Os deputados, sobretudo os do PS e do BE, que aprovaram maioritariamente o diploma, estavam à espera das dúvidas do Presidente, embora considerassem que seria mais desejável que Marcelo promulgasse o diploma, com uma mensagem ao Parlamento. Até porque se diziam disponíveis para alterar o seu teor, desde que "não desvirtuasse o espírito da lei".

A deputada socialista Maria Antónia Almeida Santos lembrou ao DN que o diploma foi aprovado por larga maioria, que contou até com votos do grupo social-democrata, entre os quais o de Pedro Passos Coelho. Só os deputados do PCP e do CDS votaram todos alinhados contra o projeto de lei, cozinhado num grupo de trabalho que tinha representantes de todas as bancadas parlamentares. "Estamos disponíveis para melhorar e colmatar as falhas que o Presidente entender existirem, mas está fora de questão desvirtuar o espírito da lei", afirma a deputada.

Pelo mesmo diapasão rege-se o deputado bloquista Moisés Ferreira.

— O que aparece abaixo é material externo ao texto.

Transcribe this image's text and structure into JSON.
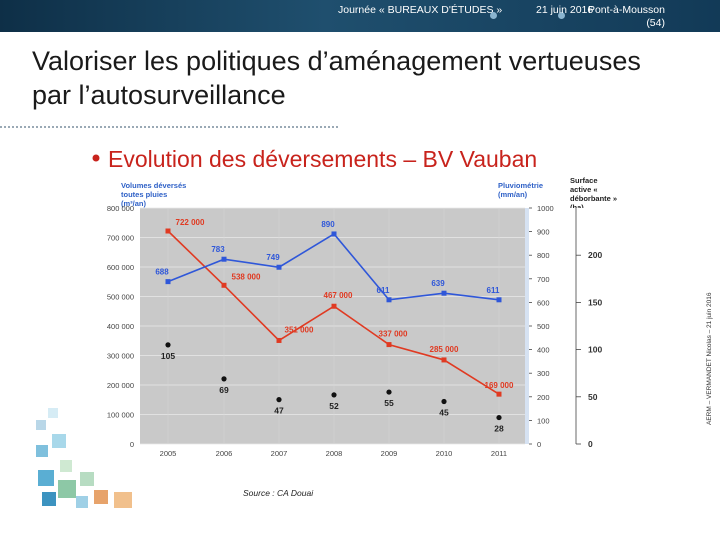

Antes de serem conhecidas as reticências do Presidente, o deputado mostrava-se aberto a "modificações, desde que se garanta a maternidade de substituição para mulheres sem útero ou com lesões neste órgão reprodutor".

Dúvidas do Presidente

Fontes de Belém afirmaram ao DN que o Chefe do Estado entende que o diploma, aprovado no dia 13 de maio, não acautelava questões como: o que acontece se a gestante de substituição decidir, no final da gravidez, não entregar o bebé aos pais biológicos? O que acontece se a mulher decidir abortar? O que acontece se alguma das duas partes decidir mudar de ideias? Quem decide o que fazer se for detetada uma malformação no feto?

"A lei está feita com os pés", frisa ao DN uma fonte próxima de Marcelo, embora reconheça que o carácter mais geral da lei aprovada permitiu congregar o voto de 24 deputados sociais-democratas.
Maria Antónia Almeida Santos reconhece que "muito foi deixado de fora" do diploma para posterior regulação, precisamente para permitir que este processo tivesse êxito na hora da votação. A deputada socialista, tal como o deputado do Bloco de Esquerda, recordaram que a maternidade de substituição foi um assunto debatido mais de dois anos na anterior legislatura sem sucesso e até na atual foi matéria de discussão no grupo de trabalho durante cinco meses até subir ao plenário. Moisés Ferreira afirma que as dúvidas enunciadas pelas fontes de Belém na comunicação social foram todas elas debatidas no grupo de trabalho. "Foram alvo de grande discussão e sempre admitimos que o diploma não estava finalizado e precisava de regulamentação", sustenta.

O deputado do Bloco de Esquerda reforçou que o projeto de lei inicial da sua bancada foi "sofrendo alterações" ao longo dos cinco meses de discussão. "A versão final foi melhorada em relação à inicial e até acolheu as preocupações do Conselho Nacional de Ética", disse, e insistiu que "houve uma preocupação de consensualização na redação final do diploma".
Passos votou a favor

A 13 de maio, as bancadas do PS (menos dois deputados), BE, Os Verdes, o deputado do PAN e 24 deputados do PSD disseram sim à maternidade de substituição. Entre os sociais-democratas que aprovaram o diploma, contra a orientação da bancada, estiveram Passos Coelho, Carlos Abreu Amorim, Miguel Santos, Sérgio Azevedo, Ângela Guerra, Berta Cabral, Luís Vales, Sara Madruga da Costa, António Leitão Amaro, António Costa Silva, Fátima Ramos, Firmino Pereira, Emília Cerqueira, Álvaro Batista, Duarte Marques, Regina Bastos, Margarida Lopes, Pedro Pinto, Moreira da Silva, Margarida Mano, Rubina Berardo, António Lima Costa, Paula Teixeira da Cruz e Teresa Leal Coelho.

No diploma lê-se que a "celebração de negócios jurídicos de gestação de substituição só é possível a título excecional e com natureza gratuita, nos casos de ausência de útero, lesão ou doença deste órgão que impeça a gravidez da mulher ou em situações clínicas que o justifiquem".